13. Ring Around the Iris

The eyes can tell a great deal about a person’s health, including whether or not they are at risk of developing heart disease. In some people, a grey ring or halo may develop around the outside of their iris.

This condition is known as arcus senilis and occurs due to fat deposits. But because it doesn’t interfere with vision, it can be easily dismissed. It is also very common, affecting approximately 45 percent of people 40 and older, and 70 percent of those above 60.

14. Poor Oral Health

Your oral health, or lack thereof, can also serve as an important indicator of whether your heart is in trouble. Bad bacteria in the mouth not only cause your gums to become inflamed and your teeth to fall out, but it can “enter the bloodstream from the mouth and cause inflammation in the blood vessels, which can lead to cardiovascular disease,” says CNN.

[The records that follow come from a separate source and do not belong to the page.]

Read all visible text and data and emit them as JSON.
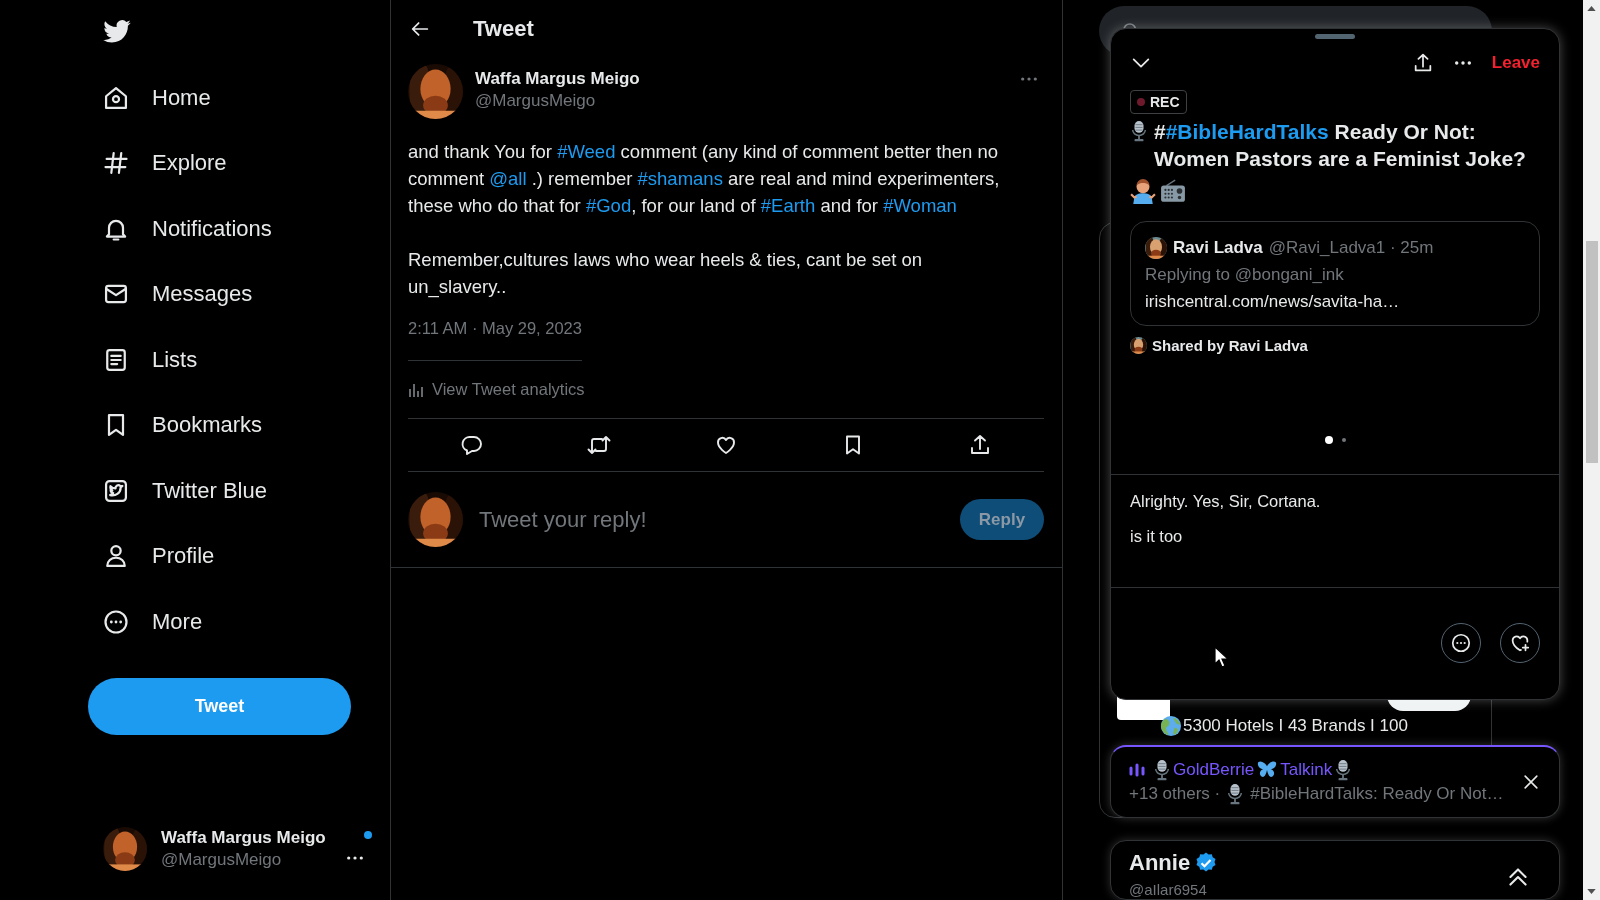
{
  "sidebar": {
    "nav": [
      {
        "kind": "home",
        "label": "Home"
      },
      {
        "kind": "explore",
        "label": "Explore"
      },
      {
        "kind": "notifications",
        "label": "Notifications"
      },
      {
        "kind": "messages",
        "label": "Messages"
      },
      {
        "kind": "lists",
        "label": "Lists"
      },
      {
        "kind": "bookmarks",
        "label": "Bookmarks"
      },
      {
        "kind": "blue",
        "label": "Twitter Blue"
      },
      {
        "kind": "profile",
        "label": "Profile"
      },
      {
        "kind": "more",
        "label": "More"
      }
    ],
    "tweet_button": "Tweet",
    "account": {
      "name": "Waffa Margus Meigo",
      "handle": "@MargusMeigo",
      "unread": true
    }
  },
  "main": {
    "header": {
      "title": "Tweet"
    },
    "tweet": {
      "author": {
        "name": "Waffa Margus Meigo",
        "handle": "@MargusMeigo"
      },
      "paragraphs": [
        [
          {
            "kind": "text",
            "text": "and thank You for "
          },
          {
            "kind": "link",
            "text": "#Weed"
          },
          {
            "kind": "text",
            "text": " comment (any kind of comment better then no comment "
          },
          {
            "kind": "link",
            "text": "@all"
          },
          {
            "kind": "text",
            "text": " .) remember "
          },
          {
            "kind": "link",
            "text": "#shamans"
          },
          {
            "kind": "text",
            "text": " are real and mind experimenters, these who do that for "
          },
          {
            "kind": "link",
            "text": "#God"
          },
          {
            "kind": "text",
            "text": ", for our land of "
          },
          {
            "kind": "link",
            "text": "#Earth"
          },
          {
            "kind": "text",
            "text": " and for "
          },
          {
            "kind": "link",
            "text": "#Woman"
          }
        ],
        [
          {
            "kind": "text",
            "text": "Remember,cultures laws who wear heels & ties, cant be set on un_slavery.."
          }
        ]
      ],
      "timestamp": "2:11 AM · May 29, 2023",
      "analytics": "View Tweet analytics"
    },
    "reply": {
      "placeholder": "Tweet your reply!",
      "button": {
        "label": "Reply",
        "disabled": true
      }
    }
  },
  "right": {
    "follow": {
      "bio": "5300 Hotels I 43 Brands I 100"
    },
    "space": {
      "leave": "Leave",
      "rec": "REC",
      "title": {
        "prefix": "#",
        "tag": "#BibleHardTalks",
        "rest": " Ready Or Not: Women Pastors are a Feminist Joke?"
      },
      "quote": {
        "name": "Ravi Ladva",
        "meta": "@Ravi_Ladva1 · 25m",
        "replying": "Replying to @bongani_ink",
        "link": "irishcentral.com/news/savita-ha…"
      },
      "shared_by": "Shared by Ravi Ladva",
      "carousel_dots": [
        {
          "selected": true
        },
        {
          "selected": false
        }
      ],
      "captions": [
        "Alrighty. Yes, Sir, Cortana.",
        "is it too"
      ]
    },
    "mini_bar": {
      "host_parts": [
        "GoldBerrie",
        "Talkink"
      ],
      "others": "+13 others ·",
      "title": "#BibleHardTalks: Ready Or Not…"
    },
    "profile_card": {
      "name": "Annie",
      "verified": true,
      "handle": "@aIlar6954"
    }
  }
}
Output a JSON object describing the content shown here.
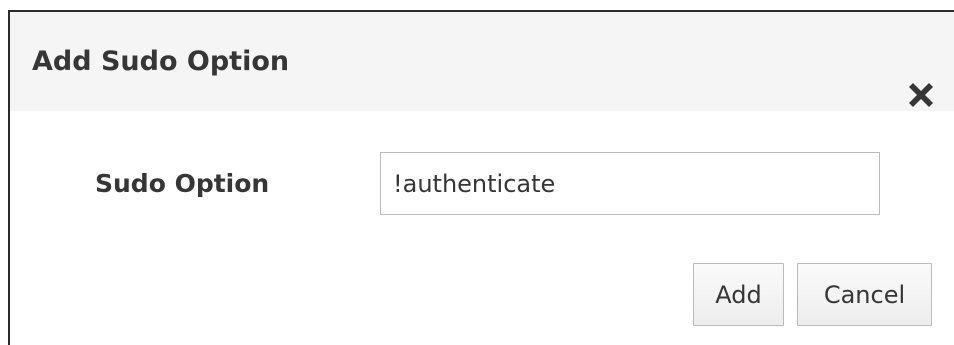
{
  "dialog": {
    "title": "Add Sudo Option",
    "close_icon": "close-icon"
  },
  "form": {
    "field_label": "Sudo Option",
    "field_value": "!authenticate"
  },
  "buttons": {
    "add_label": "Add",
    "cancel_label": "Cancel"
  },
  "colors": {
    "header_bg": "#f5f5f5",
    "text": "#363636",
    "border": "#bbbbbb"
  }
}
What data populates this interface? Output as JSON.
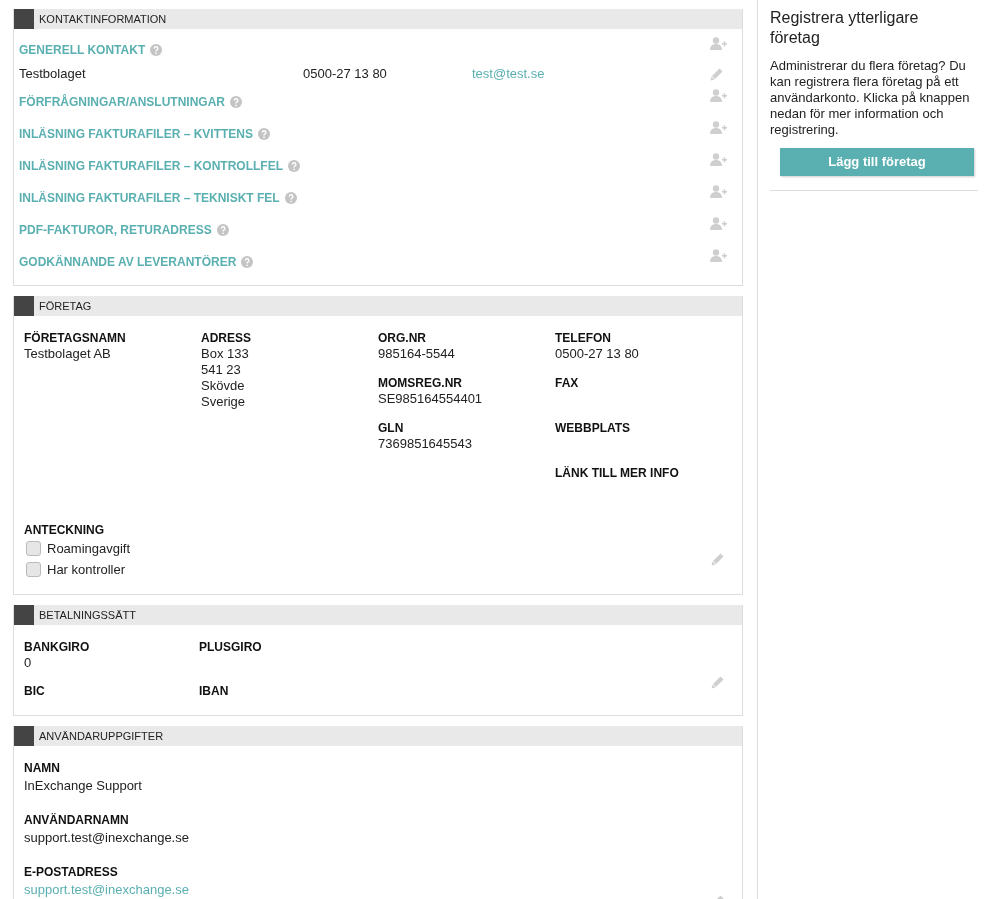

Prevention adds that suffering from a specific type of tooth infection, known a root tip infection or apical periodontitis, is also likely to increase your risk of heart disease if it’s left untreated. The reason? Because “tooth infections like this are caused by an inflammatory disease that also causes low-grade inflammation in other parts of the body,” and such inflammation is considered a risk factor for heart disease.

15. Not Having Acne as a Teenager

Acne is an embarrassing part of adolescence, but after hearing this you may suddenly be thankful you experienced it. A study published in the American Journal of Epidemiology found that having acne as a teenager decreases a person’s risk of coronary heart disease by a whopping 33 percent!

Although high levels of the hormone testosterone is what causes acne to occur during teen years, it is also what “seems to protect you from heart disease later in life,” says Prevention. So while you may have been envious of classmates who had perfect skin while yours was breaking out, their risk of heart disease is higher as a result.